After a review of the chief investment office, the unit responsible for the losses, the Federal Reserve faulted the bank’s management. As a result, JPMorgan was ordered to strengthen its risk management and auditing controls as well as improve its anti-money-laundering systems, and given 60 days to submit a plan to resolve these issues. The plan was also required to outline changes for how executives are compensated.
JPMorgan’s board of directors may release an internal report blaming Dimon’s administration style when the bank’s fourth-quarter earnings are reported on January 16, according to Bloomberg.

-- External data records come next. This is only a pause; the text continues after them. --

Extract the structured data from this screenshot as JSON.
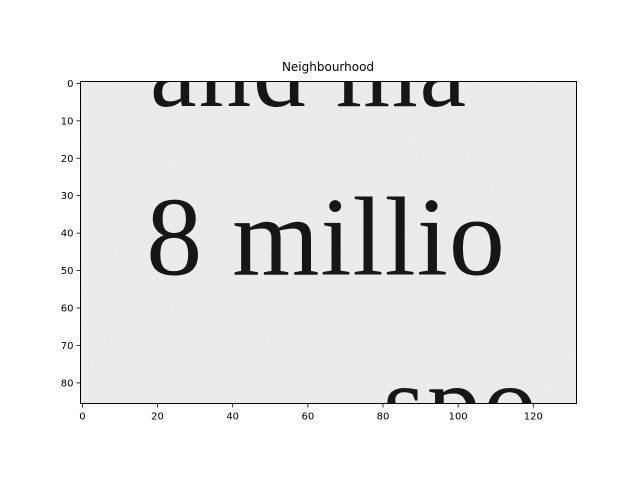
{
  "chart_data": {
    "type": "heatmap",
    "title": "Neighbourhood",
    "xlabel": "",
    "ylabel": "",
    "xlim": [
      -0.5,
      131.5
    ],
    "ylim": [
      85.5,
      -0.5
    ],
    "xticks": [
      0,
      20,
      40,
      60,
      80,
      100,
      120
    ],
    "yticks": [
      0,
      10,
      20,
      30,
      40,
      50,
      60,
      70,
      80
    ],
    "grid": false,
    "colormap": "gray",
    "image_content": {
      "description_text_lines": [
        {
          "text": "and ma",
          "baseline_row": 6,
          "x_start": 18
        },
        {
          "text": "8 millio",
          "baseline_row": 51,
          "x_start": 17
        },
        {
          "text": "spo",
          "baseline_row": 95,
          "x_start": 80
        }
      ]
    }
  }
}
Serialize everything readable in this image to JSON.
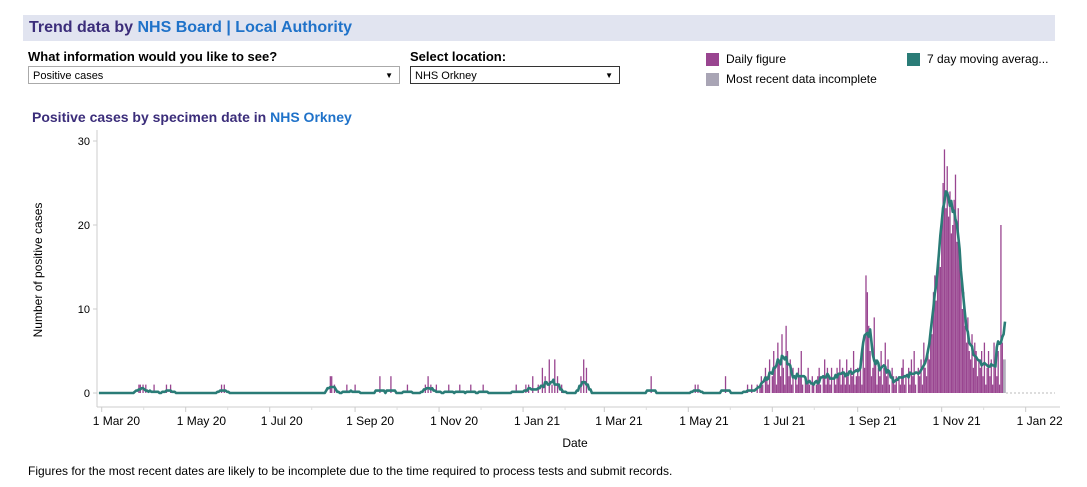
{
  "header": {
    "prefix": "Trend data by ",
    "link1": "NHS Board",
    "sep": " | ",
    "link2": "Local Authority"
  },
  "filters": {
    "info_label": "What information would you like to see?",
    "info_value": "Positive cases",
    "location_label": "Select location:",
    "location_value": "NHS Orkney"
  },
  "legend": [
    {
      "label": "Daily figure",
      "color": "#994590"
    },
    {
      "label": "Most recent data incomplete",
      "color": "#a9a5b5"
    },
    {
      "label": "7 day moving averag...",
      "color": "#2a7c77"
    }
  ],
  "chart_title": {
    "prefix": "Positive cases by specimen date in ",
    "location": "NHS Orkney"
  },
  "footer": "Figures for the most recent dates are likely to be incomplete due to the time required to process tests and submit records.",
  "chart_data": {
    "type": "bar",
    "xlabel": "Date",
    "ylabel": "Number of positive cases",
    "ylim": [
      0,
      30
    ],
    "yticks": [
      0,
      10,
      20,
      30
    ],
    "xlim": [
      "2020-02-27",
      "2022-01-20"
    ],
    "xticks": [
      {
        "date": "2020-03-01",
        "label": "1 Mar 20"
      },
      {
        "date": "2020-05-01",
        "label": "1 May 20"
      },
      {
        "date": "2020-07-01",
        "label": "1 Jul 20"
      },
      {
        "date": "2020-09-01",
        "label": "1 Sep 20"
      },
      {
        "date": "2020-11-01",
        "label": "1 Nov 20"
      },
      {
        "date": "2021-01-01",
        "label": "1 Jan 21"
      },
      {
        "date": "2021-03-01",
        "label": "1 Mar 21"
      },
      {
        "date": "2021-05-01",
        "label": "1 May 21"
      },
      {
        "date": "2021-07-01",
        "label": "1 Jul 21"
      },
      {
        "date": "2021-09-01",
        "label": "1 Sep 21"
      },
      {
        "date": "2021-11-01",
        "label": "1 Nov 21"
      },
      {
        "date": "2022-01-01",
        "label": "1 Jan 22"
      }
    ],
    "series_colors": {
      "daily": "#994590",
      "incomplete": "#a9a5b5",
      "moving_average": "#2a7c77"
    },
    "incomplete_from": "2021-12-16",
    "daily_nonzero": {
      "2020-03-28": 1,
      "2020-03-29": 1,
      "2020-03-31": 1,
      "2020-04-02": 1,
      "2020-04-08": 1,
      "2020-04-17": 1,
      "2020-04-20": 1,
      "2020-05-27": 1,
      "2020-05-29": 1,
      "2020-08-14": 2,
      "2020-08-15": 2,
      "2020-08-17": 1,
      "2020-08-26": 1,
      "2020-09-01": 1,
      "2020-09-19": 2,
      "2020-09-27": 2,
      "2020-10-09": 1,
      "2020-10-22": 1,
      "2020-10-24": 2,
      "2020-10-26": 1,
      "2020-10-30": 1,
      "2020-11-08": 1,
      "2020-11-16": 1,
      "2020-11-24": 1,
      "2020-12-03": 1,
      "2020-12-27": 1,
      "2021-01-03": 1,
      "2021-01-05": 1,
      "2021-01-08": 2,
      "2021-01-12": 1,
      "2021-01-15": 3,
      "2021-01-17": 2,
      "2021-01-20": 4,
      "2021-01-22": 1,
      "2021-01-24": 4,
      "2021-01-26": 2,
      "2021-01-29": 1,
      "2021-02-12": 2,
      "2021-02-14": 4,
      "2021-02-16": 3,
      "2021-04-04": 2,
      "2021-05-06": 1,
      "2021-05-08": 1,
      "2021-05-28": 2,
      "2021-06-13": 1,
      "2021-06-16": 1,
      "2021-06-20": 1,
      "2021-06-22": 1,
      "2021-06-23": 2,
      "2021-06-24": 1,
      "2021-06-26": 3,
      "2021-06-27": 2,
      "2021-06-28": 1,
      "2021-06-29": 4,
      "2021-07-01": 2,
      "2021-07-02": 5,
      "2021-07-03": 3,
      "2021-07-04": 1,
      "2021-07-05": 6,
      "2021-07-06": 4,
      "2021-07-07": 2,
      "2021-07-08": 7,
      "2021-07-09": 3,
      "2021-07-10": 1,
      "2021-07-11": 8,
      "2021-07-12": 5,
      "2021-07-13": 2,
      "2021-07-14": 4,
      "2021-07-15": 1,
      "2021-07-16": 3,
      "2021-07-18": 2,
      "2021-07-19": 1,
      "2021-07-20": 3,
      "2021-07-21": 2,
      "2021-07-22": 5,
      "2021-07-23": 1,
      "2021-07-25": 2,
      "2021-07-26": 1,
      "2021-07-27": 3,
      "2021-07-28": 1,
      "2021-07-30": 2,
      "2021-07-31": 1,
      "2021-08-02": 1,
      "2021-08-03": 2,
      "2021-08-04": 3,
      "2021-08-05": 1,
      "2021-08-07": 2,
      "2021-08-08": 4,
      "2021-08-09": 1,
      "2021-08-10": 3,
      "2021-08-11": 2,
      "2021-08-12": 1,
      "2021-08-13": 3,
      "2021-08-15": 2,
      "2021-08-16": 1,
      "2021-08-17": 3,
      "2021-08-18": 2,
      "2021-08-19": 4,
      "2021-08-20": 1,
      "2021-08-21": 3,
      "2021-08-22": 2,
      "2021-08-23": 1,
      "2021-08-24": 4,
      "2021-08-25": 2,
      "2021-08-26": 1,
      "2021-08-27": 3,
      "2021-08-28": 2,
      "2021-08-29": 5,
      "2021-08-30": 1,
      "2021-08-31": 2,
      "2021-09-01": 3,
      "2021-09-02": 2,
      "2021-09-03": 4,
      "2021-09-04": 1,
      "2021-09-05": 6,
      "2021-09-06": 3,
      "2021-09-07": 14,
      "2021-09-08": 12,
      "2021-09-09": 8,
      "2021-09-10": 5,
      "2021-09-11": 2,
      "2021-09-12": 3,
      "2021-09-13": 9,
      "2021-09-14": 4,
      "2021-09-15": 1,
      "2021-09-16": 3,
      "2021-09-17": 2,
      "2021-09-18": 5,
      "2021-09-19": 1,
      "2021-09-20": 3,
      "2021-09-21": 6,
      "2021-09-22": 2,
      "2021-09-23": 4,
      "2021-09-24": 1,
      "2021-09-26": 3,
      "2021-09-27": 2,
      "2021-09-28": 1,
      "2021-09-29": 2,
      "2021-10-01": 2,
      "2021-10-02": 1,
      "2021-10-03": 3,
      "2021-10-04": 4,
      "2021-10-05": 1,
      "2021-10-06": 2,
      "2021-10-08": 3,
      "2021-10-09": 1,
      "2021-10-10": 4,
      "2021-10-11": 2,
      "2021-10-12": 5,
      "2021-10-13": 1,
      "2021-10-15": 3,
      "2021-10-16": 2,
      "2021-10-17": 4,
      "2021-10-18": 1,
      "2021-10-19": 6,
      "2021-10-20": 3,
      "2021-10-21": 2,
      "2021-10-22": 5,
      "2021-10-23": 4,
      "2021-10-24": 8,
      "2021-10-25": 7,
      "2021-10-26": 12,
      "2021-10-27": 14,
      "2021-10-28": 11,
      "2021-10-29": 15,
      "2021-10-30": 16,
      "2021-10-31": 15,
      "2021-11-01": 20,
      "2021-11-02": 25,
      "2021-11-03": 29,
      "2021-11-04": 22,
      "2021-11-05": 27,
      "2021-11-06": 21,
      "2021-11-07": 24,
      "2021-11-08": 19,
      "2021-11-09": 20,
      "2021-11-10": 23,
      "2021-11-11": 26,
      "2021-11-12": 18,
      "2021-11-13": 22,
      "2021-11-14": 17,
      "2021-11-15": 15,
      "2021-11-16": 10,
      "2021-11-17": 12,
      "2021-11-18": 8,
      "2021-11-19": 6,
      "2021-11-20": 9,
      "2021-11-21": 5,
      "2021-11-22": 4,
      "2021-11-23": 7,
      "2021-11-24": 3,
      "2021-11-25": 6,
      "2021-11-26": 5,
      "2021-11-27": 2,
      "2021-11-28": 4,
      "2021-11-29": 3,
      "2021-11-30": 5,
      "2021-12-01": 2,
      "2021-12-02": 6,
      "2021-12-03": 1,
      "2021-12-04": 3,
      "2021-12-05": 5,
      "2021-12-06": 2,
      "2021-12-07": 4,
      "2021-12-08": 1,
      "2021-12-09": 6,
      "2021-12-10": 3,
      "2021-12-11": 2,
      "2021-12-12": 5,
      "2021-12-13": 1,
      "2021-12-14": 20,
      "2021-12-15": 6,
      "2021-12-16": 4,
      "2021-12-17": 4
    },
    "data_range": [
      "2020-02-28",
      "2021-12-17"
    ]
  }
}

Sources familiar with the situation told the publication that the report was critical of Dimon, former Chief Financial Officer Doug Braunstein, and ex-Chief Investment Officer Ina Drew for “inadequately supervising traders.”
“We’ve been working hard to fully remediate the issues identified in the consent order,” a JPMorgan spokesman, Joe Evangelisti, said in a statement seen by Bloomberg. While the bank consented to the orders, it did not admit or deny any wrongdoing.
The U.K.’s Financial Services will also be conducting an investigation.